Mocs embrace hustle-play plastic bin

photo UTC basketball player Jahmal Burroughs

Coach John Shulman pulled out a plastic bin filled with plastic balls scribbled with Sharpie marks from behind his podium in the University of Tennessee at Chattanooga basketball meeting room Friday.

Shulman showed the bin to the team.

Up to a few minutes before the Mocs gathered to prepare for the Southern Conference game against Appalachian State tonight, he hadn't seen the bin in almost three years, when he gave it away as a gag gift at the postseason awards banquet.

Memories flashed through his mind when he saw the plastic balls again. For a moment or two -- more than usual -- he was actually speechless.

The balls represented memories from the final games of the 2008-09 season when UTC won the SoCon tournament and advanced to the NCAA tournament.

Each ball had the number of a player from that season, the opponent UTC played and the sort of "Big Ball Winning Play" that the player made -- a late free throw, an offensive rebound, taking a charge, a big dunk.

Shulman didn't use the motivational ploy last year. He started doing so this season after the 25-point loss at No. 3 Kentucky on Dec. 17.

And he added a season-record 28 balls to the new bin Friday after the Mocs (6-9, 1-2) beat Western Carolina 78-62 on Thursday.

"Let's keep filling up the box," Shulman said, according to somebody in the meeting. "Let's add another box this year."

Seniors Keegan Bell, Ricky Taylor and Omar Wattad added to the collection of balls during UTC's team meeting before practice.

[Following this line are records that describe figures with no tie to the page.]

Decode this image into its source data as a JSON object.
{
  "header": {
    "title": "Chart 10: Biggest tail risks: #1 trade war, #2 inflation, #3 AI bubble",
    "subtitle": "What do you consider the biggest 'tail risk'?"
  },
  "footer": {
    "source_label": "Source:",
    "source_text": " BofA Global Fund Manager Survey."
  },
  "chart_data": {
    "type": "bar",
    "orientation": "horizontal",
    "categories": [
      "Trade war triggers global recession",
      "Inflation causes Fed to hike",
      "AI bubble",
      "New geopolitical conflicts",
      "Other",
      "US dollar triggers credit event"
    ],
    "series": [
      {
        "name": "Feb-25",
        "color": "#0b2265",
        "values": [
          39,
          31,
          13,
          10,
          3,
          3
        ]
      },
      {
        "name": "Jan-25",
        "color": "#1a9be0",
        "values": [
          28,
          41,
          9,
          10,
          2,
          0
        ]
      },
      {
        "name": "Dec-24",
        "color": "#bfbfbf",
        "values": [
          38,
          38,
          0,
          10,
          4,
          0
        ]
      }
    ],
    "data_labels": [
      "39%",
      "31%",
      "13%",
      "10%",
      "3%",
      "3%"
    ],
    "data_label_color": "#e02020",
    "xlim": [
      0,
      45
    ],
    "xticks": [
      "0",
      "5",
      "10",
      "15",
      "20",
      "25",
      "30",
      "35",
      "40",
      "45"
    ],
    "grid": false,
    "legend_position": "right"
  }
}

So did Zaccheus Mason, Dontay Hampton and several other Mocs.

"If you don't have those effort plays, then we don't win," Shulman said before the meeting Friday. "Our effort and hustle was noticeably different."

They all took their cues from the UTC starter with the most bland stat line from Thursday -- Jahmal Burroughs.

"He gets no recognition at all, but he is playing his tail-end off," Shulman said. "It's not all perfect with him, but I'm going to give Jahmal some credit because he's playing so hard.

"And what happens is that other players see him do that, and it's contagious."

Wattad, who takes his share of charges, caught the bug and dove for two loose basketballs in crucial moments. Drazen Zlovaric showed the effects when he gambled against face-planting into the bleachers in favor of saving an offensive rebound.

"More reps means more confidence, and with more confidence things come along," said Burroughs, who used to look over his shoulder after every mistake to see if he'd be pulled from a game. "In the meeting today, Coach established me as the emotional leader of the team.

"I've always been the high-energy guy on every team I've played on."

Nobody may have caught on to the hustle bug more than Mason, who splits time with Burroughs at the power-forward spot in the absence of Chris Early.

Mason, who's playing his first season of hoops after two years at tight end for Ole Miss football, set a career high with 23 minutes Thursday. He came one point and one rebound shy of his first career double-double.

"Go hard, get on the glass and get the offense going by screening are the things I can do," Mason said. "I feel good after a long game yesterday. I had so much fun. I felt like we were together in the clutch time. I enjoyed playing last night -- a good win."